People may look fit or healthy but could have a ton of health problems. 

Their BMI (Body Mass Index) may be low or average, but they have high blood sugar, low good cholesterol, high triglycerides, inflammation, and/or high blood pressure. 

There are pros and cons to focusing on BMI, and this “skinny fat” phenomenon would be one of the cons. 

Your body fat percentage may indicate on a chart that you are healthy, but it does not take into account your overall health. For example, you may be on a diet that doesn’t contain enough protein to maintain muscle. You may not even be eating healthy at all. 

We all know someone who eats poorly and never seems to gain a pound. 

You could also have vitamin or mineral deficiencies. You may have high levels of inflammation in your body that could be representative of diseases like diabetes, metabolic syndrome, or autoimmune disorders.  

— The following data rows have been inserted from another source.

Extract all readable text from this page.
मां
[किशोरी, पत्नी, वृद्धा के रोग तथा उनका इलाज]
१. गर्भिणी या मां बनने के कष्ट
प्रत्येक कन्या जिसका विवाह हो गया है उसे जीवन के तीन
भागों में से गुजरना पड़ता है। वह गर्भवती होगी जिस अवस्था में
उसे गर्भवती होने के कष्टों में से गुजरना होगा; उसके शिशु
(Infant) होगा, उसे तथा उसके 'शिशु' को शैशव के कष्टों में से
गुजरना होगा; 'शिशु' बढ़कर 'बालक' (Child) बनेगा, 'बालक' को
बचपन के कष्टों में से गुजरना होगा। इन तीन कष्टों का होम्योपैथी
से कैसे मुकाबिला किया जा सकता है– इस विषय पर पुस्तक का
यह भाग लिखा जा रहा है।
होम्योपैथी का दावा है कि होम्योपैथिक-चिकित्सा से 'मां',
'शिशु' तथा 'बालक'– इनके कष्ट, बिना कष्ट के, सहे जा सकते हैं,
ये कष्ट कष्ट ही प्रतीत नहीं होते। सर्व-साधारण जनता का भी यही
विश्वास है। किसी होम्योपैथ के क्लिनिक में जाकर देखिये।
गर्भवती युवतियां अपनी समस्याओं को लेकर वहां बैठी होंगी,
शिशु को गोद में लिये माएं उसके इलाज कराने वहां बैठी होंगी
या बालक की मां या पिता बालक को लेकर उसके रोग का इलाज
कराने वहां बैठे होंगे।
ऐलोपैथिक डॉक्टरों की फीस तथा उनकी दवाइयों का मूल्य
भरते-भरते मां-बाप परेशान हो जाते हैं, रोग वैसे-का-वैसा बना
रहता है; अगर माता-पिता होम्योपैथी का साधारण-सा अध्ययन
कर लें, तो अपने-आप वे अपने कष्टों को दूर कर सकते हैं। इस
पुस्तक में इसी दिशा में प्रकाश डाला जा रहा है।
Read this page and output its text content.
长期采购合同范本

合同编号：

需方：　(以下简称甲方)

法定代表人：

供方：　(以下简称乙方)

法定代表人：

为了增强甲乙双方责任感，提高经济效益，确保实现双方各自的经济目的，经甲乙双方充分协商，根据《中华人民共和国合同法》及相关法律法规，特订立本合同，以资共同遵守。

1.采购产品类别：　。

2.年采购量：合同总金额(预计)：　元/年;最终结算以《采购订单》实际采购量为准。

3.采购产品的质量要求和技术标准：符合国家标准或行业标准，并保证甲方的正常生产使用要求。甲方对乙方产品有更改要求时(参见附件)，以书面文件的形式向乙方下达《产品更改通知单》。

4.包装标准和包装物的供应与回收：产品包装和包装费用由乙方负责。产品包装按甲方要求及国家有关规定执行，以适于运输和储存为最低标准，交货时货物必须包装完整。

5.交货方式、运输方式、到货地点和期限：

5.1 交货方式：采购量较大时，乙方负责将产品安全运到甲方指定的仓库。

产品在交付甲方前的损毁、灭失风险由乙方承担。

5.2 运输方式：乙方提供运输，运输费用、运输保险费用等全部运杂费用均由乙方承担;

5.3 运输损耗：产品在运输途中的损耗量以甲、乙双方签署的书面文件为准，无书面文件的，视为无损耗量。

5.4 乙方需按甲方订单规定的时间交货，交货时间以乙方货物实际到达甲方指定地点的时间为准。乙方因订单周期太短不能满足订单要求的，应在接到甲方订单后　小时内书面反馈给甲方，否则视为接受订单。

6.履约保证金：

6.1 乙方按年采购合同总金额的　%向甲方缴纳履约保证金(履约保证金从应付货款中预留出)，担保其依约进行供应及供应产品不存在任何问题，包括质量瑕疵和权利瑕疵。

The list goes on and the moral of the story is that BMI ought to be taken with a grain of salt as it doesn’t give a good overall picture of your health. 

It is important to dig deeper into your health to get a good idea of what you may need to reduce or what you may be lacking. 

To maintain a healthy lifestyle, you need to look at your; 

  • Diet
  • Exercise
  • Stress levels

Seeking the advice of a medical professional would be beneficial. 

Doctors and naturopaths can give you a better overall picture of your health through blood work and other tests. They can also guide you in the right direction in terms of nutrition and supplements that could help to improve your health. 

You may also want to include gaining or maintaining muscle in your plan. 

Looking at body composition is key because, as you may already know, muscle is denser than fat. A pound of muscle takes up less space than a pound of fat, which is why two people with the same height and weight might have vastly different body shapes.

Incorporating lifting weights or other muscle building exercises is important not only for building muscle, but also for bone health and preventing a variety of diseases. Lifting weights also boosts metabolism, regulates insulin, and reduces inflammation. It builds strength and endurance and can improve your sleep, stress and mood. 

Having a lean body may be a goal of yours but ensure that you are following a plan and using products that take into account your overall health. 

Simply standing on the scale or measuring your BMI isn’t sufficient and will not benefit you in the long run. 

Determining your body composition will help to determine your weight loss or exercise plan as well as general lifestyle improvements.